Chapter 2: Problem 4

The initial value problem $$ \frac{d y}{d x}=\frac{y^{2}+x y}{x^{2}}, \quad y(1)=1 $$ does not fall into the class of problems considered in this chapter. However, if one substitutes $y(x)=x z(x)$ into the differential equation, one obtains an equation for $z(x)$ that can be solved. Use this substitution to solve the initial value problem for $y(x)$.

Short Answer

Expert verified

The solution to the initial value problem is $y(x) = \frac{x^2}{1 +x}$.

Step by step solution

Substitute Given Function

We start by substituting $y(x) = xz(x)$ into the given differential equation. Taking derivative of both sides gives $\frac{d y}{d x} = z(x) + x \frac{d z}{d x}$. We substitute these into the original differential equation, obtaining $\frac{d y}{d x} = z(x) + x \frac{d z}{d x} = \frac{(x z(x))^2+ x (x z(x))}{x^2}$. Simplifying, we find $z + x \frac{d z}{d x} = z^2 + z$.

Rearrange Equation

We now rearrange the differential equation to isolate the derivative on one side.

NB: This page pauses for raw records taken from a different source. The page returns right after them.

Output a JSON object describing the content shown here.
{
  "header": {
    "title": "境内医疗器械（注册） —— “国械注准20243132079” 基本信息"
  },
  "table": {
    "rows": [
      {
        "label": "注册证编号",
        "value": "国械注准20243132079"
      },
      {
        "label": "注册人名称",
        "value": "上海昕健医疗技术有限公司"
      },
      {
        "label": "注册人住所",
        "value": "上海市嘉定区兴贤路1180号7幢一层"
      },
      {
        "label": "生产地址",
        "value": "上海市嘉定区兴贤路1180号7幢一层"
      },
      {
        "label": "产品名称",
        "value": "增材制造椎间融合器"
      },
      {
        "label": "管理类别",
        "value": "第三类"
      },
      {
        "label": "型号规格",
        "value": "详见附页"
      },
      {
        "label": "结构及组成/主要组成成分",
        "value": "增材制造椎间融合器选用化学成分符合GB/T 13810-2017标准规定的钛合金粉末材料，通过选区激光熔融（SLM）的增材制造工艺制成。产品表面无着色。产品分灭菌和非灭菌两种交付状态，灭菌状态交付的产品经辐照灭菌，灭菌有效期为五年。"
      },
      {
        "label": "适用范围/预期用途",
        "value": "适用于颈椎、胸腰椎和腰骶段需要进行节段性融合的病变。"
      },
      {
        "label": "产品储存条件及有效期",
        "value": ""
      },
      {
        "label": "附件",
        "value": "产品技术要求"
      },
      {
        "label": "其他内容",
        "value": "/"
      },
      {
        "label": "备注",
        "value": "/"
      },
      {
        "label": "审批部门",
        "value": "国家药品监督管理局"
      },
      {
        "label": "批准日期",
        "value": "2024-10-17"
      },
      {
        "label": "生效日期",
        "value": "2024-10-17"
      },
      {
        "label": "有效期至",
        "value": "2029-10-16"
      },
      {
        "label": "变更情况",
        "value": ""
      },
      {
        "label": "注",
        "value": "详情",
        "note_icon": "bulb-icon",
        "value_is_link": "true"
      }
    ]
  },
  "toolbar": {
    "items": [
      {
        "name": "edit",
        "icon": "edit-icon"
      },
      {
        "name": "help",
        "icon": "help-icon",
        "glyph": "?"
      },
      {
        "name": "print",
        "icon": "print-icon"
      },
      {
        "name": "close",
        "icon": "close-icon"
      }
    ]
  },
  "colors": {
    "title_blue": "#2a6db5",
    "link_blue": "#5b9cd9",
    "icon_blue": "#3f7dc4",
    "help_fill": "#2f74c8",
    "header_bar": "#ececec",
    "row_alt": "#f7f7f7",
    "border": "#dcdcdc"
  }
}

This gives us $\frac{d z}{d x} = z(z - 1)$.

Solve Separable Differential Equation

This equation is now separable, meaning we can rearrange it as a product of functions of z and x and then integrate. $ \frac{d z}{z(z - 1)} = \frac{d x}{x} $. Integrate both sides as $\int \frac{d z}{z(z - 1)} = \int \frac{d x}{x}$ to get $ \ln|x| = - \ln|z - 1| + \ln|z|$. This simplifies to $ \ln|x| = \ln \left|\frac{z}{z-1}\right|$. Taking exponential of both sides, we get $|x| = \left|\frac{z}{z-1}\right|$. Since we started with y(1) = 1, we know that z(1) = 1 and therefore, we can drop the absolute value on the right side but keep it on the left side.

Rearrange and Substitute Back for y

We rearrange the result to solve for z: $z = \frac{x}{1 \pm x}$. Because the initial condition is y(1) = 1, we choose the upper sign, so $z = \frac{x}{1 +x}$. Finally, remembering our substitution y(x) = xz(x), this gives us the solution for our original differential equation: $y(x) = x \cdot \frac{x}{1 +x} = \frac{x^2}{1 +x}$.